A self-hosted benchmark harness that pits LLMs against hidden-rule text puzzles and gives AI researchers a reproducible leaderboard they can run locally for pennies.
Customer: Independent ML researcher or senior AI engineer at a 5-50 person AI startup who runs model evaluations weekly, is frustrated that MMLU/HumanEval are saturated and gamed, and wants a cheap internal benchmark they control — not a hosted leaderboard they can’t customize.
Problem: Existing reasoning benchmarks are either saturated (models overfit to them), expensive to run via APIs, or locked inside papers with no reusable harness. Researchers waste days wiring up eval scaffolding from scratch every time they want to test a new model or fine-tune.
Pricing: open-core — $800 MRR in 4 months (8 teams × $99/mo for hosted result storage, multi-user dashboards, and private puzzle packs)
Why now
The text-game benchmarking paper plus the broader chain-of-thought compression and logical-consistency research wave signal that the field is actively hunting for better reasoning evals right now — researchers are reading these papers this month and asking ‘how do I test my model on this?‘
Go-to-market
- Post the open-source harness on HuggingFace, GitHub, and r/MachineLearning with a 60-second GIF showing a 3-model head-to-head run in the terminal — target the week a relevant arxiv paper drops to ride its traffic.
- Cold-DM 30 ML Twitter/X accounts who retweeted the text-game benchmarking paper or similar reasoning-eval threads; offer them a free ‘custom puzzle pack’ if they run it against their model and share results publicly.

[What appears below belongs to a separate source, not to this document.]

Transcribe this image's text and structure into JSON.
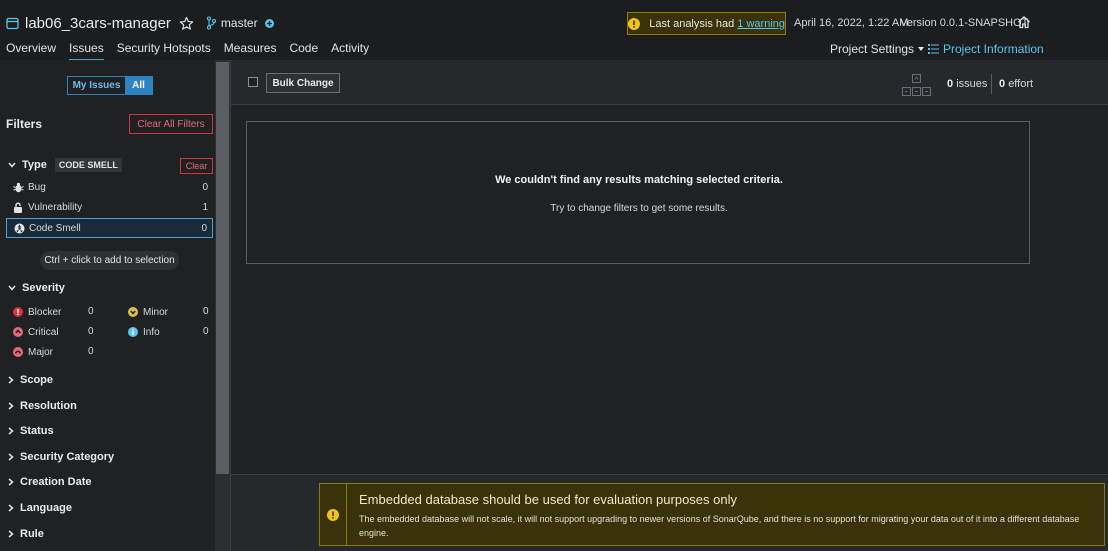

- Write one detailed blog post on Substack/Towards Data Science: ‘We ran GPT-4o, Claude 3.5, and Llama 3 through 200 hidden-rule puzzles — here’s what we found.’ Link to the repo. This is the top-of-funnel asset.

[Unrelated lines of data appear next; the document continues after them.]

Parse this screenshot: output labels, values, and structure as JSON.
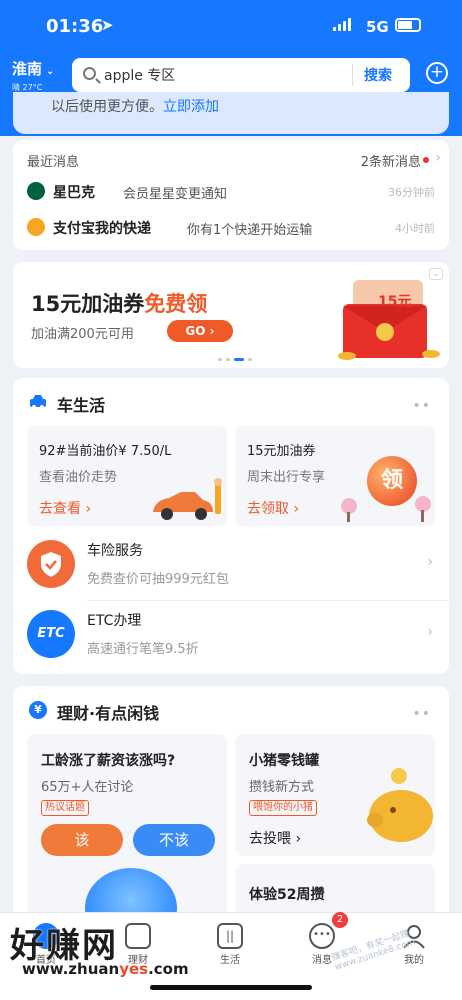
{
  "status_bar": {
    "time": "01:36",
    "network": "5G"
  },
  "header": {
    "city": "淮南",
    "weather": "晴 27°C",
    "search_query": "apple 专区",
    "search_button": "搜索"
  },
  "banner": {
    "text": "以后使用更方便。",
    "link": "立即添加"
  },
  "messages": {
    "title": "最近消息",
    "new_count": "2条新消息",
    "items": [
      {
        "name": "星巴克",
        "text": "会员星星变更通知",
        "time": "36分钟前"
      },
      {
        "name": "支付宝我的快递",
        "text": "你有1个快递开始运输",
        "time": "4小时前"
      }
    ]
  },
  "ad": {
    "title_main": "15元加油券",
    "title_accent": "免费领",
    "subtitle": "加油满200元可用",
    "button": "GO",
    "envelope_label": "15元"
  },
  "car_life": {
    "title": "车生活",
    "cards": [
      {
        "title": "92#当前油价¥ 7.50/L",
        "subtitle": "查看油价走势",
        "link": "去查看"
      },
      {
        "title": "15元加油券",
        "subtitle": "周末出行专享",
        "link": "去领取",
        "badge": "领"
      }
    ],
    "services": [
      {
        "title": "车险服务",
        "subtitle": "免费查价可抽999元红包"
      },
      {
        "title": "ETC办理",
        "subtitle": "高速通行笔笔9.5折",
        "icon_text": "ETC"
      }
    ]
  },
  "finance": {
    "title": "理财·有点闲钱",
    "poll": {
      "title": "工龄涨了薪资该涨吗?",
      "subtitle": "65万+人在讨论",
      "tag": "热议话题",
      "yes": "该",
      "no": "不该"
    },
    "piggy": {
      "title": "小猪零钱罐",
      "subtitle": "攒钱新方式",
      "tag": "喂饱你的小猪",
      "link": "去投喂"
    },
    "weekly": {
      "title": "体验52周攒"
    }
  },
  "tabbar": {
    "items": [
      {
        "label": "首页"
      },
      {
        "label": "理财"
      },
      {
        "label": "生活"
      },
      {
        "label": "消息"
      },
      {
        "label": "我的"
      }
    ],
    "message_badge": "2"
  },
  "watermark": {
    "main": "好赚网",
    "url_prefix": "www.zhuan",
    "url_accent": "yes",
    "url_suffix": ".com",
    "corner": "赚客吧，有奖一起赚 www.zuanke8.com"
  },
  "colors": {
    "brand_blue": "#1677ff",
    "accent_orange": "#f05a28",
    "background": "#eef1f6"
  }
}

- Add a one-command ‘share results’ flow that posts an anonymized JSON summary to a public leaderboard URL — every user who opts in becomes a distribution channel when they share their model’s rank on social.
Moat (or lack thereof)
No real moat. The puzzle generation logic and scoring rubric can be replicated in a weekend by any competent ML engineer. The only durable advantages are (1) network effect from a public leaderboard with historical runs across many models, and (2) being the first thing that shows up when someone googles ‘rule induction benchmark Python’ — which is an SEO/timing advantage, not a structural one. Compete on execution speed and community trust, not defensibility.